🤖 AI Summary
This paper identifies a “profit illusion” in large language model (LLM)-based financial agents: high backtest returns stem from implicit information leakage within the model’s knowledge window, causing severe out-of-sample performance degradation. To address this, we propose FactFin—a causal-aware decision-making framework integrating four components: strategy code generation, retrieval-augmented generation, Monte Carlo tree search, and counterfactual simulation. By applying counterfactual perturbations, FactFin suppresses outcome memorization and steers the model toward learning causally grounded mechanisms. We further introduce FinLake-Bench—the first leakage-resistant benchmark for financial LLMs—that rigorously evaluates generalization under zero prior financial knowledge.
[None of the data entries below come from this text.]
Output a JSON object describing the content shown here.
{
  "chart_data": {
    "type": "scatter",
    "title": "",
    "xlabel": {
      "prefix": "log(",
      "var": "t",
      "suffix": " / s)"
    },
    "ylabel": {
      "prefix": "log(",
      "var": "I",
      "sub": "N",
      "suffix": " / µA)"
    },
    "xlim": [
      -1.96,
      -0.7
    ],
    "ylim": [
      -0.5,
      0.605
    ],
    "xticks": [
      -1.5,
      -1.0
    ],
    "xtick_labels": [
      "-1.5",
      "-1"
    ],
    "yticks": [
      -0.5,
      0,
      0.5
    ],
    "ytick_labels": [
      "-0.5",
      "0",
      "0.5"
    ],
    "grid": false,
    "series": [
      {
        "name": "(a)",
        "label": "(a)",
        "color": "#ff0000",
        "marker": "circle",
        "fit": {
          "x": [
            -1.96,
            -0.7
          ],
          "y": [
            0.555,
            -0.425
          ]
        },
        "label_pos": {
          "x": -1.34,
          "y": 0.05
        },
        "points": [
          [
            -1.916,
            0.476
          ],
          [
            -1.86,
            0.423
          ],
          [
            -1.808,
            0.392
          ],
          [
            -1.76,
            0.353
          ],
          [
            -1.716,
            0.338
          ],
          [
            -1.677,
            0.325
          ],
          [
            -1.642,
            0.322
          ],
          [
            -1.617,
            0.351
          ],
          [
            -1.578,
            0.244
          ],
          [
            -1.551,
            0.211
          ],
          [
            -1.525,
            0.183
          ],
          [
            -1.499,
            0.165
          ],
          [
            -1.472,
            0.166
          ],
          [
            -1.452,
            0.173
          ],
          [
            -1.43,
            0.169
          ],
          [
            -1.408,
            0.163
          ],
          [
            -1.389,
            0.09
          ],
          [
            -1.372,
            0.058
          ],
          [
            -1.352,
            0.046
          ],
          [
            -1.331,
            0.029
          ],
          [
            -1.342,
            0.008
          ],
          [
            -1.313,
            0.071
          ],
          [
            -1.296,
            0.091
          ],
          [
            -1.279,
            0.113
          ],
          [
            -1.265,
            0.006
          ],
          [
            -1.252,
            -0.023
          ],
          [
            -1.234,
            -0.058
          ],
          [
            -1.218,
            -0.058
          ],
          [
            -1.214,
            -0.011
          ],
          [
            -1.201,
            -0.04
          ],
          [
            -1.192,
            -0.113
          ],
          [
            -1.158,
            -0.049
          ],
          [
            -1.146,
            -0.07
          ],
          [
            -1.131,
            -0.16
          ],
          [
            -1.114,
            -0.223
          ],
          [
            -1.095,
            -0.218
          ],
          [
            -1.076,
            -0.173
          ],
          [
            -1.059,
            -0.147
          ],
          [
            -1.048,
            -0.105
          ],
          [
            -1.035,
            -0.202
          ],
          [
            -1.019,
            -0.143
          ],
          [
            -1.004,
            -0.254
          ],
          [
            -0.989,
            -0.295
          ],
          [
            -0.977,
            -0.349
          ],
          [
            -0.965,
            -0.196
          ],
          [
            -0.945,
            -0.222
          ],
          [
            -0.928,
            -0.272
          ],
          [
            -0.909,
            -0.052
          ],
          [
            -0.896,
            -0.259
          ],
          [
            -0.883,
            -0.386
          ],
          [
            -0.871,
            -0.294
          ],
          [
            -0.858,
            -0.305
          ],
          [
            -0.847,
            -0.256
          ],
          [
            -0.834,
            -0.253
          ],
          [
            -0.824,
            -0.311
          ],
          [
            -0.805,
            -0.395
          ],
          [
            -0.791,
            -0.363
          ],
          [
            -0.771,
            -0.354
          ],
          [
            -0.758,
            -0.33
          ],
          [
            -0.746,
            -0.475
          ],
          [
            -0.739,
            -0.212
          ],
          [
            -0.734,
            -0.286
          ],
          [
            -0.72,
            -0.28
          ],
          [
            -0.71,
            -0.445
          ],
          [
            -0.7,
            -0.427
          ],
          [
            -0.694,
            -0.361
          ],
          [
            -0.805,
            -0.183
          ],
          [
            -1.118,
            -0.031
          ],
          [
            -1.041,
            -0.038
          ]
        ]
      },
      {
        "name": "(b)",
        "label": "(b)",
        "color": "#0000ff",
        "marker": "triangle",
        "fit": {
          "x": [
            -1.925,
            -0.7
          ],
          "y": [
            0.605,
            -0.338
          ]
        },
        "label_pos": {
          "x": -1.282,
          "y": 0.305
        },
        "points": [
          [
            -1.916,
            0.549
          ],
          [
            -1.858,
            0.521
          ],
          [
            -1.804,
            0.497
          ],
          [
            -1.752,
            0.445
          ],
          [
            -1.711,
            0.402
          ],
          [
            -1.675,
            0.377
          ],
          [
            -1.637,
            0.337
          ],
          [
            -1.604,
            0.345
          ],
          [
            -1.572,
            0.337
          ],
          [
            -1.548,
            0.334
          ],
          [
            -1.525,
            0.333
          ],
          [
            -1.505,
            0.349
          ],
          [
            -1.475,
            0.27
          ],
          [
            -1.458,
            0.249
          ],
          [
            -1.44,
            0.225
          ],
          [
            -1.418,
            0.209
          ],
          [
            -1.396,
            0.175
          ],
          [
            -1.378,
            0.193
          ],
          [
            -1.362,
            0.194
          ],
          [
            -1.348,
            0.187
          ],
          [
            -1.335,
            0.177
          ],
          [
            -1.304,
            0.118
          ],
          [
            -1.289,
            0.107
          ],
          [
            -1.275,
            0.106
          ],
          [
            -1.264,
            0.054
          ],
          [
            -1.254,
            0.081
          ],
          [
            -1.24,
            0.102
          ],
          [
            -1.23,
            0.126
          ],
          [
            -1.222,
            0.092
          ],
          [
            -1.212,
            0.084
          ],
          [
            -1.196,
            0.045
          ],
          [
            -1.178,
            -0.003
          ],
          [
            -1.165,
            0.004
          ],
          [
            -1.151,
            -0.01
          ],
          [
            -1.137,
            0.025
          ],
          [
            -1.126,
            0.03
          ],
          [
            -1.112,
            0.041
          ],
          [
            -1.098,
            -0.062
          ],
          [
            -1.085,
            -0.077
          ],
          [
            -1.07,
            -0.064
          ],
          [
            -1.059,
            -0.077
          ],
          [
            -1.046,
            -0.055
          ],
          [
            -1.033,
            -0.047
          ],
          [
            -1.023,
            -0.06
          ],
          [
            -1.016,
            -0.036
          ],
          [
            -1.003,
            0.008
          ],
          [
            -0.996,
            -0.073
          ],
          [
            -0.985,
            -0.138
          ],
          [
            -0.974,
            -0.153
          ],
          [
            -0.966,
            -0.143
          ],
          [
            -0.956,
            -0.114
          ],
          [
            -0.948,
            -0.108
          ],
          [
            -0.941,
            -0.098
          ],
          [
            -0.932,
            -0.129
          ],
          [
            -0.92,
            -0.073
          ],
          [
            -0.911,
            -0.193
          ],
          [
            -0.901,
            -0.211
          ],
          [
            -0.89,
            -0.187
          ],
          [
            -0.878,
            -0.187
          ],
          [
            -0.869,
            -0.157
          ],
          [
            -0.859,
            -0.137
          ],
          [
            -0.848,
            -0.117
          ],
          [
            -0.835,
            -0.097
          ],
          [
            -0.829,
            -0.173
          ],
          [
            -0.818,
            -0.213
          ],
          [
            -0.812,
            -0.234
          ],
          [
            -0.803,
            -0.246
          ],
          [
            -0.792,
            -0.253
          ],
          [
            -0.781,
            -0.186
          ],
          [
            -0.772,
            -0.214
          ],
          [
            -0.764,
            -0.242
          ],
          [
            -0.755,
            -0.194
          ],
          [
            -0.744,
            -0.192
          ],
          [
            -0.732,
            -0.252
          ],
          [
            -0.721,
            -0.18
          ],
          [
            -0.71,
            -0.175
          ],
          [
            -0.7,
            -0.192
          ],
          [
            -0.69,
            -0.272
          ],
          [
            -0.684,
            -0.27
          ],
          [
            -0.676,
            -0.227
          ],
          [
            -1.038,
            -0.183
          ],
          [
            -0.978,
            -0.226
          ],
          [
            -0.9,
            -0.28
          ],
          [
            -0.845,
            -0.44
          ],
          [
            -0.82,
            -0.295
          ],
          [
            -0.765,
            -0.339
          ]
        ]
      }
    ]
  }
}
Experiments demonstrate that FactFin significantly outperforms mainstream baselines in out-of-sample risk-adjusted returns (e.g., Sharpe ratio), validating the critical role of causal modeling in enhancing the robustness of LLM-driven financial decision-making.
📝 Abstract
LLM-based financial agents have attracted widespread excitement for their ability to trade like human experts. However, most systems exhibit a "profit mirage": dazzling back-tested returns evaporate once the model's knowledge window ends, because of the inherent information leakage in LLMs. In this paper, we systematically quantify this leakage issue across four dimensions and release FinLake-Bench, a leakage-robust evaluation benchmark. Furthermore, to mitigate this issue, we introduce FactFin, a framework that applies counterfactual perturbations to compel LLM-based agents to learn causal drivers instead of memorized outcomes. FactFin integrates four core components: Strategy Code Generator, Retrieval-Augmented Generation, Monte Carlo Tree Search, and Counterfactual Simulator. Extensive experiments show that our method surpasses all baselines in out-of-sample generalization, delivering superior risk-adjusted performance.